For Dr. Sands, it’s important to convey genuine concern and compassion for patients. “I always try to make patients feel very comfortable in our conversations and have an honest conversation with them,” she said, and part of her philosophy is to be a partner with patients in the interest of their well-being. Rather than taking a paternalistic approach, Dr. Sands said she prefers to lay out the options to patients and help them make an informed decision about their health that’s best for them. “I try to allow them to set the agenda for the visit in conjunction with the things that are important to their well-being,” she explained.
She wants patients to consider their goals in life and what being healthier could help them achieve. For that, it’s important that patients be educated on their personal health. One of the first steps in that process is an investment in the relationship between patients and primary care providers (PCPs), who are in the best position to guide patients on their wellness journey.
PCPs can address the concerns and anxieties of patients while assessing risk factors for certain conditions, such as diabetes. “Patients should not just use their primary care doctor to address current symptoms but to get the full spectrum of primary care,” she said, adding primary care was invented to be the first stop, not the only stop.
Patients need to think of themselves as a consumer, she said. “As a consumer, you’re buying a product and that’s health care, and so you do have options … You want to get value for your healthcare dollars … You have to have your needs met. That’s the purpose of your doctor.”
“There are a lot of resources to help you identify what your options are and then to finally connect with the services that you need,” Dr. Sands continued. “I hope that our office, the Nashville Healthcare Center at Bordeaux, is going to be a good resource for patients to do so.”
She added that the Bordeaux center will feature an integrated healthcare model consisting of specialists in a variety of disciplines at the facility and therefore more accessible; patients will not have to travel outside the center if they don’t want to or can’t. Dr. Sands likened it to “a one-stop shop” that minimizes inconvenience and increases accessibility for patients.
She also said that while she was proud of the work she did at her private practice she felt the impact she was having was limited.
“Because I’ve been in the area so long, I’ve watched from a distance as this hospital has served this community so compassionately and diligently for many, many years and their mission and vision is real.
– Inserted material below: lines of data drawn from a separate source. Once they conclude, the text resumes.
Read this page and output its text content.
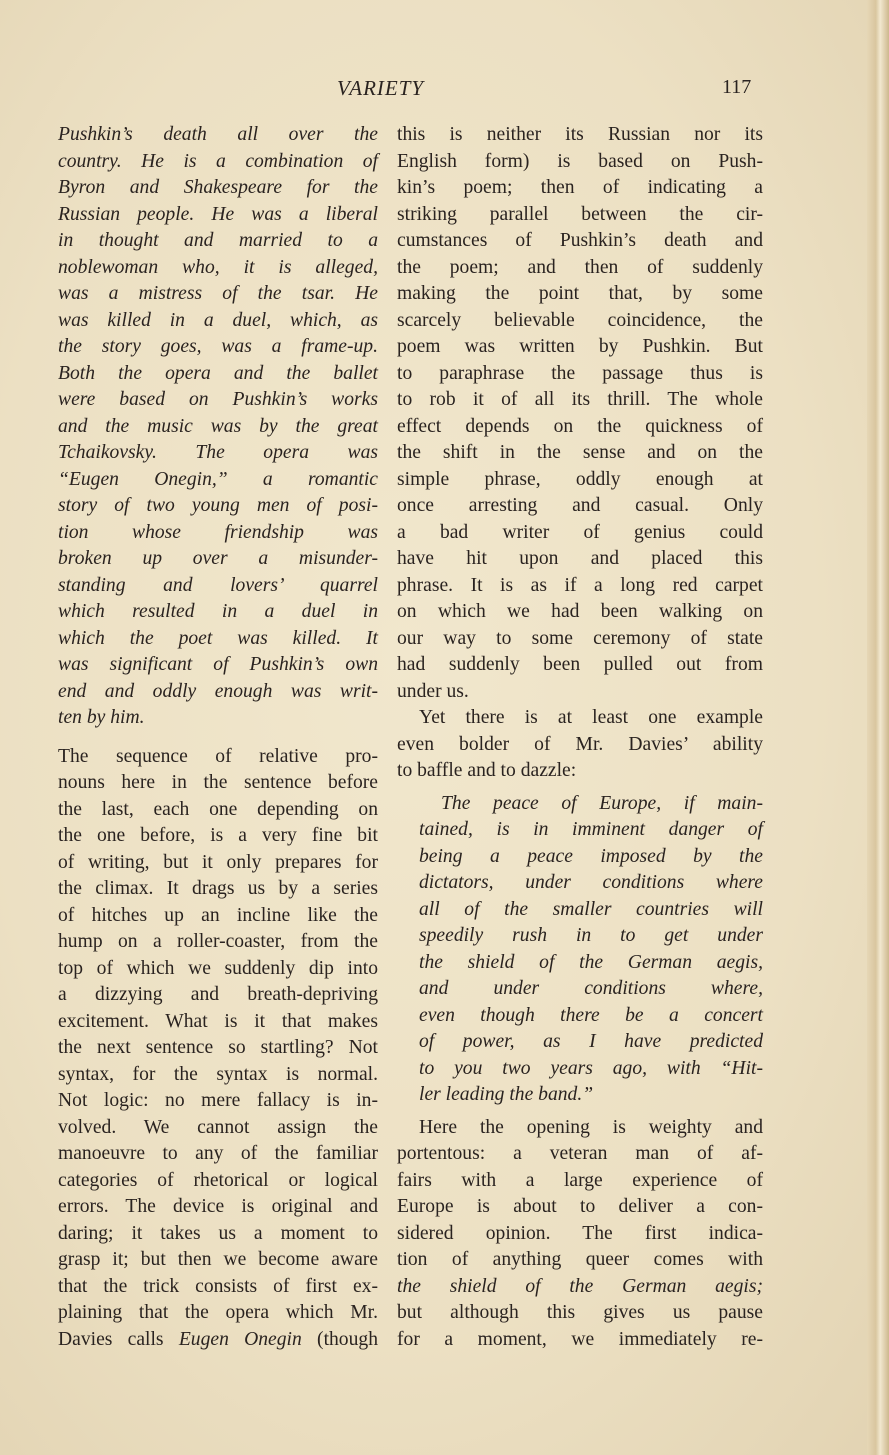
VARIETY	117
Pushkin’s death all over the
country. He is a combination of
Byron and Shakespeare for the
Russian people. He was a liberal
in thought and married to a
noblewoman who, it is alleged,
was a mistress of the tsar. He
was killed in a duel, which, as
the story goes, was a frame-up.
Both the opera and the ballet
were based on Pushkin’s works
and the music was by the great
Tchaikovsky. The opera was
“Eugen Onegin,” a romantic
story of two young men of posi-
tion whose friendship was
broken up over a misunder-
standing and lovers’ quarrel
which resulted in a duel in
which the poet was killed. It
was significant of Pushkin’s own
end and oddly enough was writ-
ten by him.
The sequence of relative pro-
nouns here in the sentence before
the last, each one depending on
the one before, is a very fine bit
of writing, but it only prepares for
the climax. It drags us by a series
of hitches up an incline like the
hump on a roller-coaster, from the
top of which we suddenly dip into
a dizzying and breath-depriving
excitement. What is it that makes
the next sentence so startling? Not
syntax, for the syntax is normal.
Not logic: no mere fallacy is in-
volved. We cannot assign the
manoeuvre to any of the familiar
categories of rhetorical or logical
errors. The device is original and
daring; it takes us a moment to
grasp it; but then we become aware
that the trick consists of first ex-
plaining that the opera which Mr.
Davies calls Eugen Onegin (though
this is neither its Russian nor its
English form) is based on Push-
kin’s poem; then of indicating a
striking parallel between the cir-
cumstances of Pushkin’s death and
the poem; and then of suddenly
making the point that, by some
scarcely believable coincidence, the
poem was written by Pushkin. But
to paraphrase the passage thus is
to rob it of all its thrill. The whole
effect depends on the quickness of
the shift in the sense and on the
simple phrase, oddly enough at
once arresting and casual. Only
a bad writer of genius could
have hit upon and placed this
phrase. It is as if a long red carpet
on which we had been walking on
our way to some ceremony of state
had suddenly been pulled out from
under us.
Yet there is at least one example
even bolder of Mr. Davies’ ability
to baffle and to dazzle:
The peace of Europe, if main-
tained, is in imminent danger of
being a peace imposed by the
dictators, under conditions where
all of the smaller countries will
speedily rush in to get under
the shield of the German aegis,
and under conditions where,
even though there be a concert
of power, as I have predicted
to you two years ago, with “Hit-
ler leading the band.”
Here the opening is weighty and
portentous: a veteran man of af-
fairs with a large experience of
Europe is about to deliver a con-
sidered opinion. The first indica-
tion of anything queer comes with
the shield of the German aegis;
but although this gives us pause
for a moment, we immediately re-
They really want to improve the health of the community by making quality healthcare accessible to everybody … I just thought it was a great mission for me to connect my values and my talents to and I wanted to keep my talent local.” For Dr. Sands, that meant serving the underserved community, providing quality healthcare, and a focus on evidence-based medicine.
“It’s a model I can get behind and share my philosophy of practice in,” she added.
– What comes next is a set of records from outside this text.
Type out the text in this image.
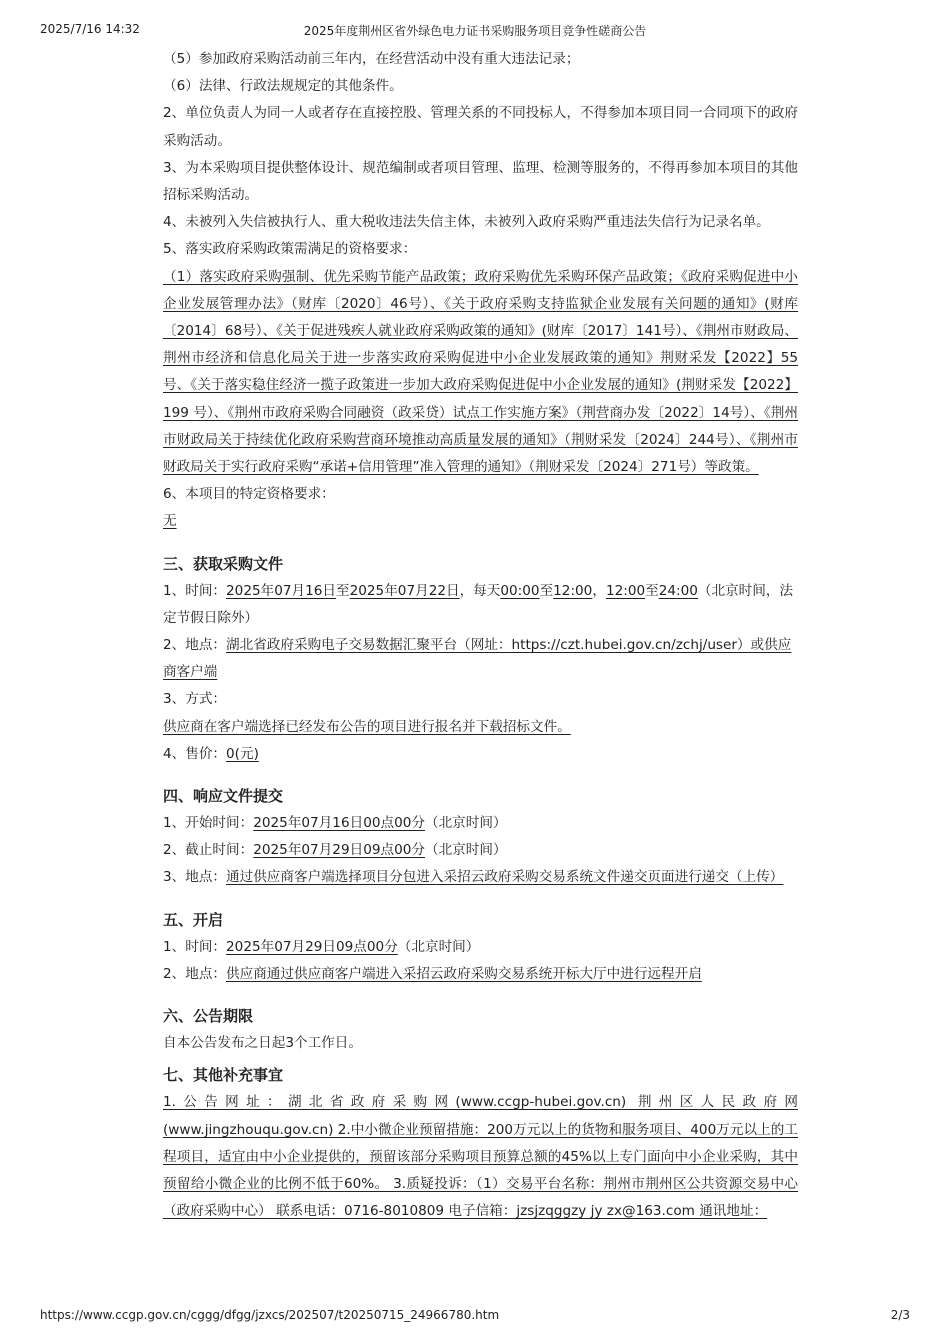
2025/7/16 14:32	2025年度荆州区省外绿色电力证书采购服务项目竞争性磋商公告

（5）参加政府采购活动前三年内，在经营活动中没有重大违法记录；

（6）法律、行政法规规定的其他条件。

2、单位负责人为同一人或者存在直接控股、管理关系的不同投标人，不得参加本项目同一合同项下的政府采购活动。

3、为本采购项目提供整体设计、规范编制或者项目管理、监理、检测等服务的，不得再参加本项目的其他招标采购活动。

4、未被列入失信被执行人、重大税收违法失信主体，未被列入政府采购严重违法失信行为记录名单。

5、落实政府采购政策需满足的资格要求：

（1）落实政府采购强制、优先采购节能产品政策；政府采购优先采购环保产品政策；《政府采购促进中小企业发展管理办法》（财库〔2020〕46号）、《关于政府采购支持监狱企业发展有关问题的通知》(财库〔2014〕68号）、《关于促进残疾人就业政府采购政策的通知》(财库〔2017〕141号）、《荆州市财政局、荆州市经济和信息化局关于进一步落实政府采购促进中小企业发展政策的通知》荆财采发【2022】55号、《关于落实稳住经济一揽子政策进一步加大政府采购促进促中小企业发展的通知》(荆财采发【2022】199 号）、《荆州市政府采购合同融资（政采贷）试点工作实施方案》（荆营商办发〔2022〕14号）、《荆州市财政局关于持续优化政府采购营商环境推动高质量发展的通知》（荆财采发〔2024〕244号）、《荆州市财政局关于实行政府采购“承诺+信用管理”准入管理的通知》（荆财采发〔2024〕271号）等政策。

6、本项目的特定资格要求：

无

三、获取采购文件

1、时间：2025年07月16日至2025年07月22日，每天00:00至12:00，12:00至24:00（北京时间，法定节假日除外）

2、地点：湖北省政府采购电子交易数据汇聚平台（网址：https://czt.hubei.gov.cn/zchj/user）或供应商客户端

3、方式：

供应商在客户端选择已经发布公告的项目进行报名并下载招标文件。

4、售价：0(元)

四、响应文件提交

1、开始时间：2025年07月16日00点00分（北京时间）

2、截止时间：2025年07月29日09点00分（北京时间）

3、地点：通过供应商客户端选择项目分包进入采招云政府采购交易系统文件递交页面进行递交（上传）

五、开启

1、时间：2025年07月29日09点00分（北京时间）

2、地点：供应商通过供应商客户端进入采招云政府采购交易系统开标大厅中进行远程开启

六、公告期限

自本公告发布之日起3个工作日。

七、其他补充事宜

1.公告网址：湖北省政府采购网(www.ccgp-hubei.gov.cn) 荆州区人民政府网(www.jingzhouqu.gov.cn) 2.中小微企业预留措施：200万元以上的货物和服务项目、400万元以上的工程项目，适宜由中小企业提供的，预留该部分采购项目预算总额的45%以上专门面向中小企业采购，其中预留给小微企业的比例不低于60%。 3.质疑投诉：（1）交易平台名称：荆州市荆州区公共资源交易中心（政府采购中心） 联系电话：0716-8010809 电子信箱：jzsjzqggzy jy zx@163.com 通讯地址：

https://www.ccgp.gov.cn/cggg/dfgg/jzxcs/202507/t20250715_24966780.htm	2/3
“I have to really applaud our leader, Dr. Joseph Webb, for his vision for the Bordeaux area and the big economic investment that the hospital is making into the area by having a center located there, and then allowing providers to come and serve that area.
Without good health you can’t complete your purpose in life. You can’t fulfill all of the dreams that you have because you need good health to do that. It’s the basis for everything else people want to build their life on,” she stated.
Regarding a distrust in the medical community, Dr. Sands said that any relationship that’s been fractured needs time to build back trust and foster opportunities for good communication.
She’d like to take part in community events for people to get to know her as a person, not just a doctor, and she welcomes any invitations to do so. “This is my community,” she said.
She wants people to think about what meaningful thing they want to do that improving their conditions will allow them to do. She said she’d like to be part of helping people achieve better health and wellbeing so they go on to accomplish great things in their life.
“We all have a responsibility to increase and improve the healthcare of our community but it takes the whole team working toward the same goal,” she said.